The Nicaragua example also demonstrates that the region’s seven countries are not interchangeable (notwithstanding the short-lived 19th-century Federal Republic of Central America). While Costa Rica is on the verge of becoming a member of the OECD, Nicaragua languishes in Ortega’s statist cronyism. As Panama increasingly uses the wealth from its eponymous canal to transform itself into a regional financial capital, Honduras has lower per-capita GDP than any country in the hemisphere except Haiti and routinely vies with Venezuela for the world’s highest murder rate. In some countries of Central America, “spring” is brighter and greener than in others.

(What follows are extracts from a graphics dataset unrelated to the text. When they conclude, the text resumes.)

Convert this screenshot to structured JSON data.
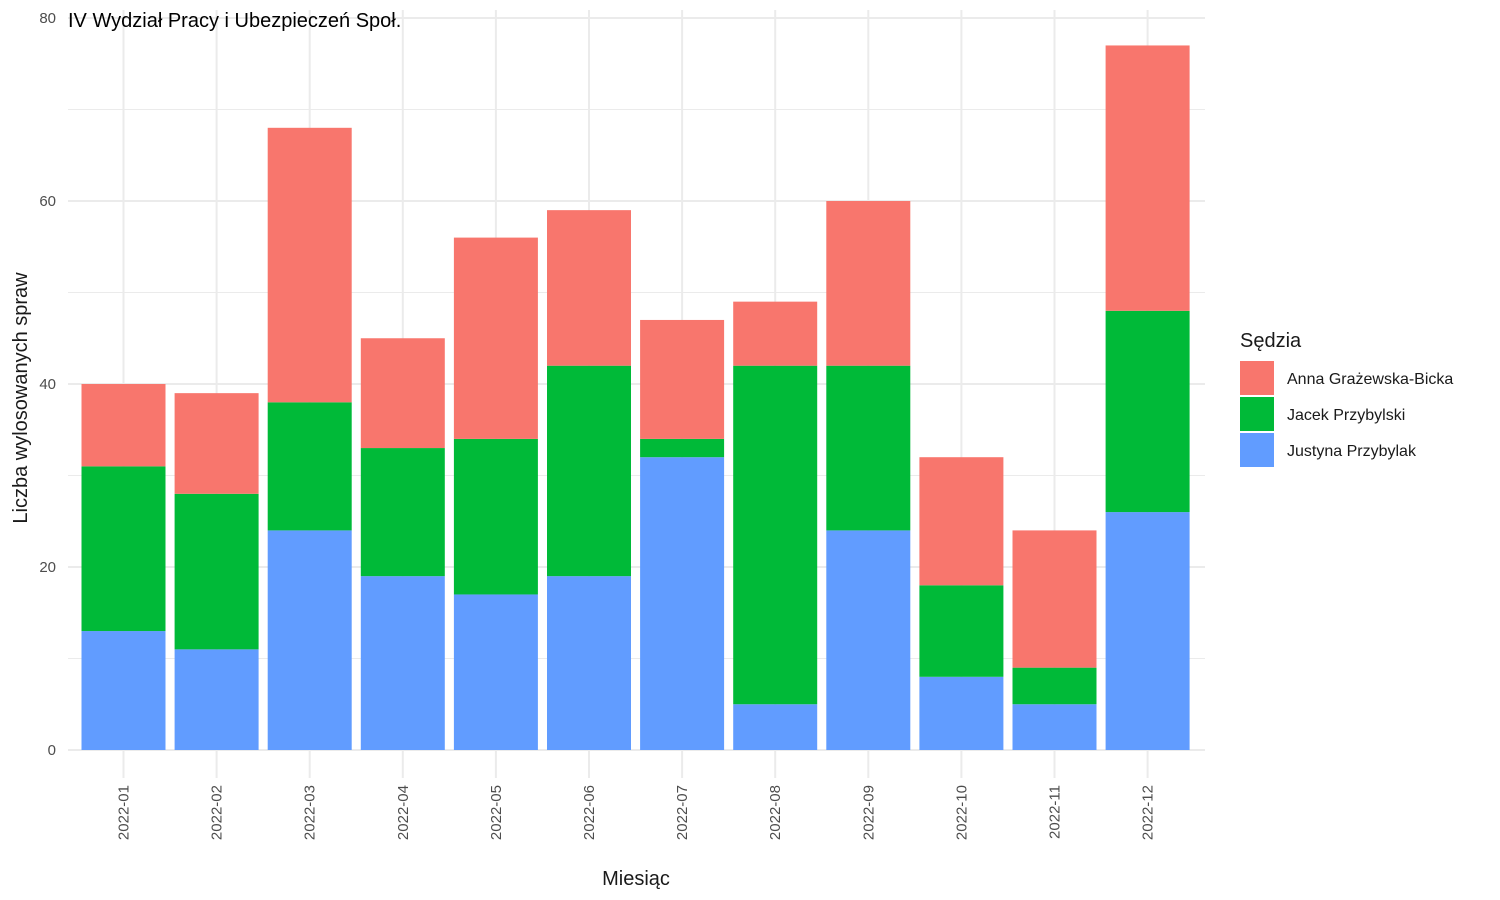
{
  "chart_data": {
    "type": "bar",
    "stacked": true,
    "title": "IV Wydział Pracy i Ubezpieczeń Społ.",
    "xlabel": "Miesiąc",
    "ylabel": "Liczba wylosowanych spraw",
    "ylim": [
      0,
      80
    ],
    "yticks": [
      0,
      20,
      40,
      60,
      80
    ],
    "grid": true,
    "categories": [
      "2022-01",
      "2022-02",
      "2022-03",
      "2022-04",
      "2022-05",
      "2022-06",
      "2022-07",
      "2022-08",
      "2022-09",
      "2022-10",
      "2022-11",
      "2022-12"
    ],
    "legend": {
      "title": "Sędzia",
      "position": "right"
    },
    "series": [
      {
        "name": "Justyna Przybylak",
        "color": "#619CFF",
        "values": [
          13,
          11,
          24,
          19,
          17,
          19,
          32,
          5,
          24,
          8,
          5,
          26
        ]
      },
      {
        "name": "Jacek Przybylski",
        "color": "#00BA38",
        "values": [
          18,
          17,
          14,
          14,
          17,
          23,
          2,
          37,
          18,
          10,
          4,
          22
        ]
      },
      {
        "name": "Anna Grażewska-Bicka",
        "color": "#F8766D",
        "values": [
          9,
          11,
          30,
          12,
          22,
          17,
          13,
          7,
          18,
          14,
          15,
          29
        ]
      }
    ],
    "legend_order": [
      "Anna Grażewska-Bicka",
      "Jacek Przybylski",
      "Justyna Przybylak"
    ]
  }
}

For a region that absorbed more than its share of U.S. attention during the Cold War and that now, according to many leaders in the region, absorbs virtually too little attention, this summer’s protests are worth noting. U.S. development, investment and electoral assistance can continue to promote greater regional stability. But policy makers risk learning the wrong lessons from a “Central American spring” narrative that puts the region into a one-size-fits-all mold that ignores the often-painful context of the region’s struggles for greater accountability and stronger governance.
Kevin A. Lees is an attorney in Washington, DC and the editor ofSuffragio.org.